Parecer em Incidente de Inconstitucionalidade

Autos nº 185.740.0/8-00

Órgão Especial

Suscitante: 15ª Câmara de Direito Público

Apelante: Municipalidade de Santa Fé do Sul

Apelado: (...)

Objeto: inconstitucionalidade do art. 36, caput e § 1º da Lei Complementar Municipal nº 93/2003, de Santa Fé do Sul.

 

Ementa:

1)Incidente de inconstitucionalidade. Art. 36, caput e § 1º da Lei Complementar Municipal nº 93/2003, do Município de Santa Fé do Sul. Alegação de inconstitucionalidade do dispositivo legal que estabelece o valor da receita bruta como base de cálculo do Imposto Sobre Serviços de Qualquer Natureza (ISSQN), quanto aos serviços notariais e de registro.

2)Inexistência de inconstitucionalidade. Previsão contida no art. 7º da Lei Complementar Federal nº 116/2003 de que a base de cálculo do ISSQN é o “preço do serviço”. Conformidade entre o art. 36, caput e § 1º da Lei Complementar Municipal nº 93/2003, e o art. 7º da Lei Complementar Federal nº 116/2006.

3)Não ocorrência de ofensa à imunidade tributária recíproca prevista no art. 150, VI, a da CR/88. Dispositivo que impede a tributação de um ente federativo por outro. Hipótese em que, no ISSQN, contribuinte é o prestador do serviço (art. 5º da Lei Complementar Federal nº 116/2003). Inexistência de participação da Fazenda Estadual na relação tributária, sendo consequente a não aplicação da imunidade constitucional referida.

4)Parecer no sentido do conhecimento do incidente, mas pela constitucionalidade da norma.

Colendo Órgão Especial

Excelentíssimo Senhor Desembargador Relator

Trata-se de incidente de inconstitucionalidade, suscitado pela 15ª Câmara de Direito Público desse E. Tribunal de Justiça de São Paulo, nos termos do v. acórdão de fls. 128/132, rel. Des. Silva Russo, proferido nos autos da apelação cível com revisão nº 443.055-5/0-00, na sessão de julgamento realizada em 02.07.2009.

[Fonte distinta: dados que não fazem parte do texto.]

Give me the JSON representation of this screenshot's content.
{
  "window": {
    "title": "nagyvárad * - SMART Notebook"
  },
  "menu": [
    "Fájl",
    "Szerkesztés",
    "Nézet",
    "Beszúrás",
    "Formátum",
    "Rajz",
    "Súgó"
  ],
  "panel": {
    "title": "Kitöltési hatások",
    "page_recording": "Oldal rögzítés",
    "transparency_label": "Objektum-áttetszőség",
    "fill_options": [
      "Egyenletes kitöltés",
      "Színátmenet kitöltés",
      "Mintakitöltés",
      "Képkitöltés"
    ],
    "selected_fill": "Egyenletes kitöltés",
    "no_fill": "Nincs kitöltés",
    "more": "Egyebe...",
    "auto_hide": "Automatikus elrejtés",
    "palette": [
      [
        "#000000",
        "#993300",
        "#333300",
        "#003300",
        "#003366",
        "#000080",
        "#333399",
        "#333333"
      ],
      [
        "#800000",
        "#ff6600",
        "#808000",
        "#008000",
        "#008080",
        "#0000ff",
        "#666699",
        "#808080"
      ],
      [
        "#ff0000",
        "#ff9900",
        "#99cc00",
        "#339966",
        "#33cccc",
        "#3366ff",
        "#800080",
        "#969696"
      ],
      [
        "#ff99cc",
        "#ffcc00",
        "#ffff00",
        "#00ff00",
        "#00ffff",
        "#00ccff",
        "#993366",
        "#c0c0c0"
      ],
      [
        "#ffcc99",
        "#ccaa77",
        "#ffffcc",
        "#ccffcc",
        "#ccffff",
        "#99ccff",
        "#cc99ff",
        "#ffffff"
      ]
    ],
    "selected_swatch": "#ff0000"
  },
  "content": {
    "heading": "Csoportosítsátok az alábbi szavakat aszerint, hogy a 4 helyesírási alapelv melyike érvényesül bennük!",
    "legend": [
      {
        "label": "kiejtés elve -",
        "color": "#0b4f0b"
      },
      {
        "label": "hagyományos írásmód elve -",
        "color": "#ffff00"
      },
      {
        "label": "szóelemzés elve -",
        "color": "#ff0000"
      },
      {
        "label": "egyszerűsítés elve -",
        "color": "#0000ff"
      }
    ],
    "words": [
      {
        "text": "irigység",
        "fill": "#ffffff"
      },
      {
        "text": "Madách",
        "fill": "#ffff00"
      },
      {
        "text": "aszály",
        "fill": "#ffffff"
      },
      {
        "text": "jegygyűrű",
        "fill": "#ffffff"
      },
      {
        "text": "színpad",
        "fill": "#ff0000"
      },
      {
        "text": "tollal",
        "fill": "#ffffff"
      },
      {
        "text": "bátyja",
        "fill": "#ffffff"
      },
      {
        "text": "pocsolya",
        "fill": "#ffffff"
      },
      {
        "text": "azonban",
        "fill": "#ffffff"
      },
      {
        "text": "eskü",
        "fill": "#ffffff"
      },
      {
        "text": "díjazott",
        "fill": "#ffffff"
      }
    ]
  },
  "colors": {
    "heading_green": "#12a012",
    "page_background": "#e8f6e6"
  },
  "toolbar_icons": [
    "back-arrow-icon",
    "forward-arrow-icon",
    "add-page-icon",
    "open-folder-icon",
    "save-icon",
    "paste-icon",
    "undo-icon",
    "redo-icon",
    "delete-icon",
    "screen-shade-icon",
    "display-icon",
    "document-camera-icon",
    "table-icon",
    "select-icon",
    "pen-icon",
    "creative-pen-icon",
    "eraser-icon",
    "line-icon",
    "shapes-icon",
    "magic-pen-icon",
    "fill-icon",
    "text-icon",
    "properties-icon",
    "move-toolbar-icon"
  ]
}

Ao suscitar a instauração do incidente, a C. 15ª Câmara de Direito Público desse E. Tribunal de Justiça afirmou a inconstitucionalidade da do art. 36, caput, e  § 1º da Lei Complementar Municipal nº 93/2003, de Santa Fé do Sul, que adota a receita bruta do ato notarial como base de cálculo para a incidência do Imposto Sobre Serviços de Qualquer Natureza (ISSQN), tendo em vista que parte do valor recolhido não é revertido ao serviço notarial.

Nesse sentido, confira-se o excerto transcrito a seguir, do voto do i. desembargador relator:

“(...)

          Contudo, esta receita bruta não pode servir como a grandeza do elemento tributário quantitativo, na espécie, eis que os emolumentos atinentes ao custo dos serviços notariais e de registro são integrados, não só pela remuneração reservada ao oficial delegatário, como também pela receita do Estado oriunda do processamento da arrecadação e fiscalização, pela contribuição à Carteira Previdenciária das Serventias não Oficializadas da Justiça Estadual, pelos valores destinados à compensação dos atos gratuitos do registro civil das pessoas naturais e à complementação da receita mínima das serventias deficitárias, bem como pelos valores destinados ao Fundo Especial de Despesa do Tribunal de Justiça, segundo o art. 19 da Lei Estadual nº 11.331/02.

          Nesse passo, a base de cálculo do aludido imposto deve ser apenas o valor auferido pelo oficial delegatário, daí estando excluídos, por óbvio, os demais encargos a ele não pertencentes e que possuem naturezas de taxa e contribuição.

          Com efeito, dispondo a sobredita legislação local de maneira diversa neste caso, onde se está a exigir imposto municipal, indiretamente, sobre taxas e contribuições estaduais, vislumbro sua inconstitucionalidade por afronta ao artigo 150, inciso VI, alínea ‘a’, da Carta da República.

(...)” (fls. 131)

É o relato do essencial.

O incidente de inconstitucionalidade deve ser conhecido, mas, com o devido respeito, não merece acolhimento.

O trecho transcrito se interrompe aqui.